La república / opinión/ 3 de abril de 1985

La vitrina nuclear argentina

En el documento titulado “Estrategia del desarrollo de la energía nuclear en la república Argentina, presentado en la 15ª. Conferencia Anual del Foro Atómico Industrial Japonés, en marzo de 1982, puede leerse lo siguiente: “Dentro de la colaboración con los países latinoamericanos destaca la constitución conjunta con el Instituto Peruano de Energía Nuclear (IPEN), de un centro atómico a 30 Km. de Lima este rector consiste en un reactor de investigación e irradiación de 10 MW (1MW equivale a 1 000 KW). Con su planta de producción de radioisótopos, laboratorio de física, química y biología y un centro nacional de protección radiológica y seguridad nuclear. La experiencia de este proyecto conjunto ha abierto el camino para contratos similares con otros países”.

Esto muestra la importancia que presta Argentina al proyecto de construcción de centro atómico que el IPEN ha llamado Centro Nuclear de Investigación de Perú (CNIP).
Argentina ha logrado un desarrollo nuclear que necesita una política de transferencias de tecnología adecuada, como medio para realimentar dicho desarrollo. Sin embargo esa república no domina a escala industrial, todos los aspectos de la tecnología nuclear, como por ejemplo la producción de Uranio enriquecido. Nuestro país ha recurrido a la república federal de Alemania para la fabricación de los elementos combustible del reactor RP10, que necesitan ese Uranio.

Por eso, cuando el presidente de la Comisión Nacional de Energía Atómica (CNEA) de Argentina convocó, en noviembre de 1983, a los periodistas para anunciar la construcción de la planta de enriquecimiento de Uranio en Pilcaniyeu, declaró: “la desventaja de no disponer de Uranio enriquecido la hemos vivido en el compromiso asumido con el Perú para la construcción de un centro nuclear, donde se debió asignar a un proveedor externo la fabricación de elementos combustibles para el reactor RP-10, diseñado y construido por nosotros como parte esencial de dicho centro, pese a dominar la tecnología de tal fabricación.

En el proyecto con el Perú, Argentina esta arriesgando su prestigio y, probablemente su futuro comercial en el área nuclear. Debe tenerse en cuenta que el reactor RP-10, es el más grande que esa república ha construido dentro de es tipo de reactores de investigación. Por esta razón Argentina no dudó en financiar (por intermedio de un préstamo al Perú). La construcción del CNIP.
Existen algunos aspectos que hacen peligrar las esperanzas Argentinas. Por ejemplo el retardo de la construcción del CNIP, el éxodo de técnicos y profesionales nucleares debido a la mala política de personal del IPEN, el consecuente riesgo que el CNIP se convierta en un elefante banco por falta de personal. El éxodo del personal es agravado por la expulsión de técnicos y profesionales como medida de amedrentamiento contra la justificada protesta de los que aún no renunciaban.

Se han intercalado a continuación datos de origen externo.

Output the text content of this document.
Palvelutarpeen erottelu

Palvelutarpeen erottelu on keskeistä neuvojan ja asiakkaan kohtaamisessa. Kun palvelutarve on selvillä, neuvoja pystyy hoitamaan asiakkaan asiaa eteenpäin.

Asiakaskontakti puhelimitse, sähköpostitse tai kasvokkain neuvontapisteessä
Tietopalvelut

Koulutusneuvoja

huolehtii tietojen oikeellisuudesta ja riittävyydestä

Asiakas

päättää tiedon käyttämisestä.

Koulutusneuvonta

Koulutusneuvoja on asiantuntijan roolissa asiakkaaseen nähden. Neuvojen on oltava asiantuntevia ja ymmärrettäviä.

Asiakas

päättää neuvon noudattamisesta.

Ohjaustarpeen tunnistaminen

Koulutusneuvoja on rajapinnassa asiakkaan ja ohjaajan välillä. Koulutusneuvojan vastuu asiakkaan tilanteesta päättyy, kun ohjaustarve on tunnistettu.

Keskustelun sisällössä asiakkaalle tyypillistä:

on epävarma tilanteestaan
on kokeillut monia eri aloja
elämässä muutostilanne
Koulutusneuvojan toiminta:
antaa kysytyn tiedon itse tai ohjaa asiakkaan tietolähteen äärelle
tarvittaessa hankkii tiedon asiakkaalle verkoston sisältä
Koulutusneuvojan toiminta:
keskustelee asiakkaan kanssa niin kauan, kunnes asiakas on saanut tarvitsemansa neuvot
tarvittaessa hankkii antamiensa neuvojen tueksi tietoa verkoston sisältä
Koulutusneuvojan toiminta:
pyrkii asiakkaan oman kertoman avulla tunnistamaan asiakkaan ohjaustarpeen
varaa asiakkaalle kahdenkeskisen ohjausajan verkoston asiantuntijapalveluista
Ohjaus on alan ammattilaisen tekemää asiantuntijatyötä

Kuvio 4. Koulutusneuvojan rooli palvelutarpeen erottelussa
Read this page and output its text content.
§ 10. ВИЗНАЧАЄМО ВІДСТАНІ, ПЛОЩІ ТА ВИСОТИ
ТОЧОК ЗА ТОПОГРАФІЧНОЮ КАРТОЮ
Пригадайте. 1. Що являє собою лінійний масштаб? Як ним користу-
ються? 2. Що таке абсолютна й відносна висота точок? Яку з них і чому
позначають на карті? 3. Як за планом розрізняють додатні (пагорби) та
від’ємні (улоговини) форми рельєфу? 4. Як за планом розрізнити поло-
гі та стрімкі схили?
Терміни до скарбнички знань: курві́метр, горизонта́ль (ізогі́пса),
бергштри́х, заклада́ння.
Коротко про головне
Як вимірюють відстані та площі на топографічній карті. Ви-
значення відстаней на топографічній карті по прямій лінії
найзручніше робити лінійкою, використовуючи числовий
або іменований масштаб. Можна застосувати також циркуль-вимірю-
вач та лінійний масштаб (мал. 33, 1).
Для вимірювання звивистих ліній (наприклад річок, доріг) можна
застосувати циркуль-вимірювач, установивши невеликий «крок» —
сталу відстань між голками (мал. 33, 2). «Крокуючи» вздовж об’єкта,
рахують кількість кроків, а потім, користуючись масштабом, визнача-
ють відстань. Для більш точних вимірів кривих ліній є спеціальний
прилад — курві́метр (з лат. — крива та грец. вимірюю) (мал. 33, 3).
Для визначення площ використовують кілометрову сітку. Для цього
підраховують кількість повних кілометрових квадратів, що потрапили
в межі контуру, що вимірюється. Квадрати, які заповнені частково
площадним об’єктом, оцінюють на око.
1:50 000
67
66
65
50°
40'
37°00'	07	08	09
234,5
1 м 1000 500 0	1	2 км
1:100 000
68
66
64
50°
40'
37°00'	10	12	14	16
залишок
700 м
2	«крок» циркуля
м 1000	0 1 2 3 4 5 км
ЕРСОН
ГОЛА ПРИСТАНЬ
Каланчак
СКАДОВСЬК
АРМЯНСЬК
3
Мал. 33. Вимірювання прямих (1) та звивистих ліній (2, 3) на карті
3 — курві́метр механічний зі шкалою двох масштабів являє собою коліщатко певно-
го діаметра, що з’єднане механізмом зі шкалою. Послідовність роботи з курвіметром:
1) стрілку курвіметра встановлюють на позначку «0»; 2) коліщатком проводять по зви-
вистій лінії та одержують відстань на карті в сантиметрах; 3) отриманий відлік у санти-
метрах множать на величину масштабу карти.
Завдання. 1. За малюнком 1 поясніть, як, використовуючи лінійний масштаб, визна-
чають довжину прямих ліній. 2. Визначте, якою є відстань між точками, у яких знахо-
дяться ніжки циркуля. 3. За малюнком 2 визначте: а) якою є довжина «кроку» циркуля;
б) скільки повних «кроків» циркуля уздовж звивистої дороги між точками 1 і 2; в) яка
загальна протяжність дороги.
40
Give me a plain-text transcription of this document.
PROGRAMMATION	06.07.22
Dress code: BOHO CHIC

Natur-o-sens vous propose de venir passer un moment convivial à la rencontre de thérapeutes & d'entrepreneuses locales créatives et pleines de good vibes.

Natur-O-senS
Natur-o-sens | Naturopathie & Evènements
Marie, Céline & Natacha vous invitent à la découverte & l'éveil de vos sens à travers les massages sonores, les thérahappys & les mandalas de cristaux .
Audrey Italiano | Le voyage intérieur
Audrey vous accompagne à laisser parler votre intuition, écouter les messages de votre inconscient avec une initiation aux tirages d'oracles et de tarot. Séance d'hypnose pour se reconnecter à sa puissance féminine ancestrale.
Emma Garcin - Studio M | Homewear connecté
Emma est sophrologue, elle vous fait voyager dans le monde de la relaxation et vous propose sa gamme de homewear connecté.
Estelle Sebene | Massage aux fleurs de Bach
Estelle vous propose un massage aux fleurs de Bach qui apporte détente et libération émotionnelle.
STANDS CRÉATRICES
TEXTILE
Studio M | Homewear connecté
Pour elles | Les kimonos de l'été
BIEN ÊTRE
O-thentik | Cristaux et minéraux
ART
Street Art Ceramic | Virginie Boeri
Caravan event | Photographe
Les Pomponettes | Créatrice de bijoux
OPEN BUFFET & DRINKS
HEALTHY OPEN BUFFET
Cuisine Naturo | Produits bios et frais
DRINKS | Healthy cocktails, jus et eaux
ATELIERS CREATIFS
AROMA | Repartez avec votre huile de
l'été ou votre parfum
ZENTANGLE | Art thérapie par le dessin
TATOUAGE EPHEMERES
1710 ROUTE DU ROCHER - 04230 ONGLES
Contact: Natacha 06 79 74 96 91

Vemos pues que el proyecto conjunto del CNIP, es motivo de grandes expectativas por parte de Argentina y, porque no decirlo, de nuestro país que puede lograr un importante espacio en el desarrollo nuclear, gracias a la consiguiente transferencia de tecnología. Para salvar esta empresa necesita, entonces, de la comprensión Argentina de nuestras capacidades técnicas económicas, para un replanteamiento de la política de cooperación con nuestro país. Por nuestra parte debemos trazar una nueva política nuclear tomando en cuenta nuestro potencial humano y los intereses del país.